How to survive as a couple on the road

So you have the bike(s), the destination, the other half convinced and on board… now facing the reality of spending 24/7 with your Dear Other Half; in countries where, most of the time, you do not speak the language, so the only conversation may be with each other, for days on end… will your couple survive?

This is a question that every couple on the road will have to face, and will probably be asked by concerned friends or colleagues. Maybe you think that because you went backpacking together for few months, it will be the same thing, just with added bikes.

I am afraid that this is not the case. The challenges of the road can bring a whole new dimension of stress and problems that do not come with backpacking from touristic place to touristic place, moving around in public transports, meetings often the same other tourists on your little merry tour.

You will often end up in remote places, with very little comfort, little food, mechanics problems, hard trails to negotiate, usually under torrential rain, storms, hail, cold or intense heat… but despite this, you must go on, reach the next town, village, fuel station… You will be cold, boiling hot, hungry, dehydrated, angry, pissed of, scared, wet, lost, stranded in the middle of nowhere, with a bike stolen or dead, worrying about being over budget… Will you face these tough situations together, or will it be a challenge to far?

Here I can only play agony aunt based on my personal experience and also in my observation of other couples on the road.

I came across a lady once, in Tierra del Fuego.She had dropped her bike, on a gravel road, and we helped her to lift it up. She was on a 650 something. Her husband was nowhere to be seen, as he had taken off, on his 1200 something, miles ahead. What could possibly go wrong? The husband  gets annoyed with the wife because “she keeps falling behind or dropping her bike”, the wife will be furious for being left alone in a trail she clearly struggles with, an then has to rely on passers bye to help her. Not a great start!

With Alistair, we have the same capacity bikes, so none of us can outrun the other. We always ride together, usually Alistair is ahead, with the (bloody!) GPS, while I follow not far. We always stay in visual contact as we don’t have bike to bike radios.

In Mongolia, where I was quite unsure, to start with, about crossing rivers, Alistair would go first, so I could then follow his line.

In South America, when I was still very green at off road riding, some (short) difficult sections ( usually involving deep sand!) were too hard for me. Alistair would pass the section, walk back and take my bike across for me.  The alternative would be for me to try ride it, drop the bike, and get Alistair to lift my bike, as I cannot ( still to this day!) do this. At least not when it is upside down, down a sandy ditch, fully loaded, as the bikes usually end.

In South America, we met many couples. And many were showing this same pattern of mutual help and seemed to had a clear division of labour.

When my bike was stolen in Brazil, we did not start arguing. We immediately got on with the job of solving that problem one way or another.

Another type of couple I have met on the road is the Competitive one.

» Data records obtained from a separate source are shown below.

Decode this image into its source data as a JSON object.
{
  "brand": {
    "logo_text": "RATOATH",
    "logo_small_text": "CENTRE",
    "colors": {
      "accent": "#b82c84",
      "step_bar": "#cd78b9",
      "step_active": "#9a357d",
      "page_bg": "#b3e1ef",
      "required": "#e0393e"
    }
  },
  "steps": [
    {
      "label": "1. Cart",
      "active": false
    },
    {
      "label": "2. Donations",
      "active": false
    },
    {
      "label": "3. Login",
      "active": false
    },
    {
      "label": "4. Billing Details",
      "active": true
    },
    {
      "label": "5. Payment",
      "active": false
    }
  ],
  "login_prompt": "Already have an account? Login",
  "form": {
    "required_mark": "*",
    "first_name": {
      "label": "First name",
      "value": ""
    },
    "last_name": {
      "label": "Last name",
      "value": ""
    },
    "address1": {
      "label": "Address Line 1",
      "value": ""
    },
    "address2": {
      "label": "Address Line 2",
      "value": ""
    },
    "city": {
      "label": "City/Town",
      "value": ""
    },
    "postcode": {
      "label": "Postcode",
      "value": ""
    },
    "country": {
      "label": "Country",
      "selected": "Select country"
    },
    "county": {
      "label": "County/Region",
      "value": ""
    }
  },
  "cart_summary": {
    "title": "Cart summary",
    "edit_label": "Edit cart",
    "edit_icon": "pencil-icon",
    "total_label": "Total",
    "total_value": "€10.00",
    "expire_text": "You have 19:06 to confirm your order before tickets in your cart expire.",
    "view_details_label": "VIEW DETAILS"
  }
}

They both have to be able to do everything. By themselves. Each has to be able to repair his/her own bike, each ride the same sections regardless, each able to lift their bikes, cook, wrestle a bear etc… ok maybe I made the last bit up. But you get the drift.

I am puzzled by those guys. Maybe it works? For us, I have no clue how to repair or maintain my bike or how the GPS works. I have zero interest on that. Alistair has zero interest on learning Russian or planning a trip. I am very good at organising a trip, or learning languages, so I do it. He is good with the bikes so he is in charge of them. We have a clear division of labour. We never really discussed it, it just kind of happened. Well ok, for the first big trip, my sweetener was that I would organise it, so he would agree to come!

I think we are both happy with this division of tasks. I look after the website, I blog, so our families know how we are doing. Something Alistair has no interest in doing.

Faced with a problem, we solve it, together, each looking at it from our own ways. When the engine blew up in his bike, I went online using the HU and my contacts to find a solution, he went online looking at the mechanic issues…We don’t argue about it. Yes we can get annoyed at each other (he drives me crazy following the bloody GPS through stupid sections across rivers while I CAN see a perfectly nice road away, for example) and I am sure I must annoy him with some stuff. Can’t think what though 😇.

So here I will list some “points” that could help:

  1. Give yourselves space: when you are set up with the tent or guest house, while I have a shower, Alistair will often go for a wander. You don’t need to be joined at the hip. Do your own stuff!
  2. When something goes wrong, the worse thing that you can do is start the blame game and get angry with your partner. For example, maybe if I had chained my bike in Brazil, maybe it would not have been stolen…. “maybe”, “if”… we say in French that with enough “if” you could Paris inside a bottle! Who care of “if” and “maybes”… face reality and work together to find a solution.
  3. Show support. If one of you suck at something but better that you at something else, support each other. If my bike needs some TLC, Alistair will do it. If we need to be able to speak Russian, I will learn enough to get by. I would be surprise if you all have the same set of skills and competences. Play t9 your strength and rely on your other half for the stuff you suck at.